Изменить размер шрифта - +
Ты не мог бы туда съездить? А Клемантен — помнишь Клемантена, полотера, который играл с тобой, когда ты был маленький? Так вот, позавчера его подобрала на улице Абукир. Он не ел уже трое суток.

Сколько Робинзон ни думал о своем детстве, припомнить он мог лишь одно — оно было невеселым. Кроме истории с заказчицей, он не находил в нем ничего, что не приводило бы в тошнотворное отчаяние — как дом, где всюду натыкаешься на что-нибудь отвратительное и зловонное: метлы, помойные бачки, домохозяек, затрещины. Прокиссу, тому вообще было нечего вспоминать до самой военной службы, если не считать, что в детстве у него был моментальный фотоаппарат, и сейчас еще хранившийся на зеркальном шкафу.

Когда Прокисс ушел, Робинзон поделился со мной своими сомнениями насчет обещанных десяти тысяч. «Не очень-то на них рассчитывай», — твердил я ему. Я предпочитал заранее подготовить его к очередному разочарованию.

Дробинки, оставшиеся от заряда, начали выходить из ранок. Я извлекал их постепенно, по нескольку штук в день. Когда я манипулировал на конъюнктиве, Робинзону было очень больно.

Какие меры предосторожности мы ни принимали, в квартале пошли всякие кривотолки. К счастью, Робинзон не подозревал об этой болтовне, иначе расхворался бы еще пуще. Что говорить, мы были взяты в кольцо подозрений. Прокисс-младшая передвигалась все бесшумней: она скользила по дому в шлепанцах. Бывало, о ней и не думаешь, а она уже рядом.

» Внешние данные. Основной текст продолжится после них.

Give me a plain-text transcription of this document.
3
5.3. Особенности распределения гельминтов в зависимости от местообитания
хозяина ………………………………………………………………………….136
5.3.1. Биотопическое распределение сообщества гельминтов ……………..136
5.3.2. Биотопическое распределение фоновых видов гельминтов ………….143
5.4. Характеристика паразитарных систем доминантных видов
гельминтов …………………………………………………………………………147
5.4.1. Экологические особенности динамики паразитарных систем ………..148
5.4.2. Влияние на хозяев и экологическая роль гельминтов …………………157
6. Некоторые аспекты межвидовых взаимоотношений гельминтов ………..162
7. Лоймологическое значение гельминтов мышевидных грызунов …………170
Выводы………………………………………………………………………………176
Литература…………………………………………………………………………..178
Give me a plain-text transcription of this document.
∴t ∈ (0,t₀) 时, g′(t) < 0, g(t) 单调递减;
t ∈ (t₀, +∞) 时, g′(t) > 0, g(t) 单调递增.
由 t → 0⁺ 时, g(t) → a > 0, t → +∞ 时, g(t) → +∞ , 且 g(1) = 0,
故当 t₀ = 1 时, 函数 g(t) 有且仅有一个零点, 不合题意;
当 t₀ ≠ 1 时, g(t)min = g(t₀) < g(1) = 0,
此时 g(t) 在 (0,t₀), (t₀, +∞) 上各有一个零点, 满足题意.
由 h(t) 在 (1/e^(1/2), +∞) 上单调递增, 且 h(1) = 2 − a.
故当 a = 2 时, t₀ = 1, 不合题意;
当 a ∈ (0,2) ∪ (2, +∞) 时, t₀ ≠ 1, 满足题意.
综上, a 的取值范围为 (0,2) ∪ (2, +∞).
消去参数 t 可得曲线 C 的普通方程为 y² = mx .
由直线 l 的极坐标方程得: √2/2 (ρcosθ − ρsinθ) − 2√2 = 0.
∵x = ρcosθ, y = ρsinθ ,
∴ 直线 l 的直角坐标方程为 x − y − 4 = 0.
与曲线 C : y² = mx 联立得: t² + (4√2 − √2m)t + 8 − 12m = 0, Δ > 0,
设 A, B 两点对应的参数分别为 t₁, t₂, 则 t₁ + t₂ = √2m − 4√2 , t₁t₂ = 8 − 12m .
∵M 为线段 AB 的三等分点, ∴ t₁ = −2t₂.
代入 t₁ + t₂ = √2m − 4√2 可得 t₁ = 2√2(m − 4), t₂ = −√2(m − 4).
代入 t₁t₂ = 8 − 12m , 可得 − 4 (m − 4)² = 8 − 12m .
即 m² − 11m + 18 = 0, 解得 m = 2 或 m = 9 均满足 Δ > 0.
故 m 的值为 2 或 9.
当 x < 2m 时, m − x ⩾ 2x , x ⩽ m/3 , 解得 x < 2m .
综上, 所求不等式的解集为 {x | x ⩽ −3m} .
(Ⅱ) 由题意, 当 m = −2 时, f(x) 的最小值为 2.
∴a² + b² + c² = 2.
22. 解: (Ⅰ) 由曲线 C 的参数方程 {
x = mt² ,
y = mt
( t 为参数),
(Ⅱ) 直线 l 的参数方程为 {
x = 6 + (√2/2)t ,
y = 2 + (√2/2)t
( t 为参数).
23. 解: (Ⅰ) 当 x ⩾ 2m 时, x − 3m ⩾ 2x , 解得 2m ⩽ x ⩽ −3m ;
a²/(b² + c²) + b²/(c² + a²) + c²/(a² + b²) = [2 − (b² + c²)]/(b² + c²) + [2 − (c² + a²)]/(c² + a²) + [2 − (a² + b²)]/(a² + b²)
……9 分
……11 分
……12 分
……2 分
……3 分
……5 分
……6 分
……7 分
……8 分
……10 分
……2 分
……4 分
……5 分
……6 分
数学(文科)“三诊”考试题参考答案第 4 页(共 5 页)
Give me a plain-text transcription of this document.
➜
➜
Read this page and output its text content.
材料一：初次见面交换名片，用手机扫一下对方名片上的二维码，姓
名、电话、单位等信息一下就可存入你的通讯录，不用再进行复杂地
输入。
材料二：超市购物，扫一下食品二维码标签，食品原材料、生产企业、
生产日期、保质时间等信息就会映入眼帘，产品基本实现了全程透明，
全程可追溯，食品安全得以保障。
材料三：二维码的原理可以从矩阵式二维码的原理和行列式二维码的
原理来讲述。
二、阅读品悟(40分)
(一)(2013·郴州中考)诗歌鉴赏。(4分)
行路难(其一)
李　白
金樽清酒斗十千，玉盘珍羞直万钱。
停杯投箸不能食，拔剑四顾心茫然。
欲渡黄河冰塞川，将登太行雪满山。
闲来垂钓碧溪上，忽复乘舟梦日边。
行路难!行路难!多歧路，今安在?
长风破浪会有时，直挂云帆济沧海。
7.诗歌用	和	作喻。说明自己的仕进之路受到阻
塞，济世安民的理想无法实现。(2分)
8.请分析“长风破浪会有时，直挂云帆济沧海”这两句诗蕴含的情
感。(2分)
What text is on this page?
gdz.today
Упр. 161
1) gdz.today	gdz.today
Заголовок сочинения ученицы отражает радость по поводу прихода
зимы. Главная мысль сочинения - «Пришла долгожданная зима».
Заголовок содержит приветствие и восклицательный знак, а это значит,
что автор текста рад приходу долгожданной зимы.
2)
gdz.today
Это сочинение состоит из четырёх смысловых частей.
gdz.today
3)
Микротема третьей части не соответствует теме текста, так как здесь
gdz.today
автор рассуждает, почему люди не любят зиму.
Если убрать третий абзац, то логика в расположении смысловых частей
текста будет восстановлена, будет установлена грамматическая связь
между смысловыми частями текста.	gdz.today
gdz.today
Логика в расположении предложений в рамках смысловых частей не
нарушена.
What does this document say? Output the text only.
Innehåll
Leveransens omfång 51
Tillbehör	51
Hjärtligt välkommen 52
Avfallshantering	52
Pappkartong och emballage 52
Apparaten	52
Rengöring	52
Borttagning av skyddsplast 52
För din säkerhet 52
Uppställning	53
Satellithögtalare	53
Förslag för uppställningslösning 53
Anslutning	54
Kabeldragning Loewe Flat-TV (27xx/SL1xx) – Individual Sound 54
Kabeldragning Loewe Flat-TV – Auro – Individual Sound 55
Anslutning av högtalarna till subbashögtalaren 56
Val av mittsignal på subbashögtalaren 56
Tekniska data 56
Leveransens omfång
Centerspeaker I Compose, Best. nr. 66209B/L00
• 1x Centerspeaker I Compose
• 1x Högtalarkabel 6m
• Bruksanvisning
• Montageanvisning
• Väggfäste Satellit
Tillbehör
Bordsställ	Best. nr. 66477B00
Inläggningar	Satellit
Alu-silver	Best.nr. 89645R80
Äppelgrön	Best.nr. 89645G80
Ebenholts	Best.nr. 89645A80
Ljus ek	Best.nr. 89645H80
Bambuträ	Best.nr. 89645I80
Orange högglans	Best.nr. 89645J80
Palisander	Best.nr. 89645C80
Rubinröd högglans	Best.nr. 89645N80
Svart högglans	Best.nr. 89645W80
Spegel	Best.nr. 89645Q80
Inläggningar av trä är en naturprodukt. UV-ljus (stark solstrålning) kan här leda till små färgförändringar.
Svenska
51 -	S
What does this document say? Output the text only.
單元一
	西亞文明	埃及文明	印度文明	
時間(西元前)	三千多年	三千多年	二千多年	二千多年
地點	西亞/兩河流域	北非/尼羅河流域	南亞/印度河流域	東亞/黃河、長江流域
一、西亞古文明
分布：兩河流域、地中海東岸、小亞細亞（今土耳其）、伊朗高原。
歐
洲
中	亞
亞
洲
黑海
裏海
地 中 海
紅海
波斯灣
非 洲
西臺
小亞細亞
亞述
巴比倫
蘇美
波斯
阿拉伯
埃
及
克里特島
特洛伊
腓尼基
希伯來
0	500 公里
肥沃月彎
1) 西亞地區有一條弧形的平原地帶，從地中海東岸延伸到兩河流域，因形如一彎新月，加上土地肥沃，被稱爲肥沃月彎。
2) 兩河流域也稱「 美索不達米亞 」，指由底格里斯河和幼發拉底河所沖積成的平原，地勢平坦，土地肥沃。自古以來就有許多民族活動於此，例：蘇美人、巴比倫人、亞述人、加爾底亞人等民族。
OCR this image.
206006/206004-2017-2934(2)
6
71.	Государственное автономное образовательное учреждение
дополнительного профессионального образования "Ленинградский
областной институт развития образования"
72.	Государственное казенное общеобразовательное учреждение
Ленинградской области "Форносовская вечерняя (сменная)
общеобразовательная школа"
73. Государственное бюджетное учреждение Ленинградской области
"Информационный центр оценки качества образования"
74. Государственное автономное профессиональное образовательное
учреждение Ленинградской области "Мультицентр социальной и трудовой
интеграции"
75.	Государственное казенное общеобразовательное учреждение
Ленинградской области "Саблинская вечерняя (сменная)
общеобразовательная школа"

Мы плыли среди подводных камней, малейший недосмотр — и наш корабль перевернется. Все затрещит, лопнет, сломается, распадется, вывалится на обозрение. Робинзон, его глаза, старуха, петарда, кролик, чудовище-сын, невестка-убийца — всю нашу мерзость и дерьмо воочию увидят все. Гордиться мне было нечем. Нет, я, конечно, не совершил ничего по-настоящему преступного. Но все-таки чувствовал за собой вину. Состояла она прежде всего в том, что в глубине души мне хотелось, чтобы все это продолжалось, и я даже не усматривал никаких препятствий к тому, чтобы длить наше совместное путешествие все дальше в ночь.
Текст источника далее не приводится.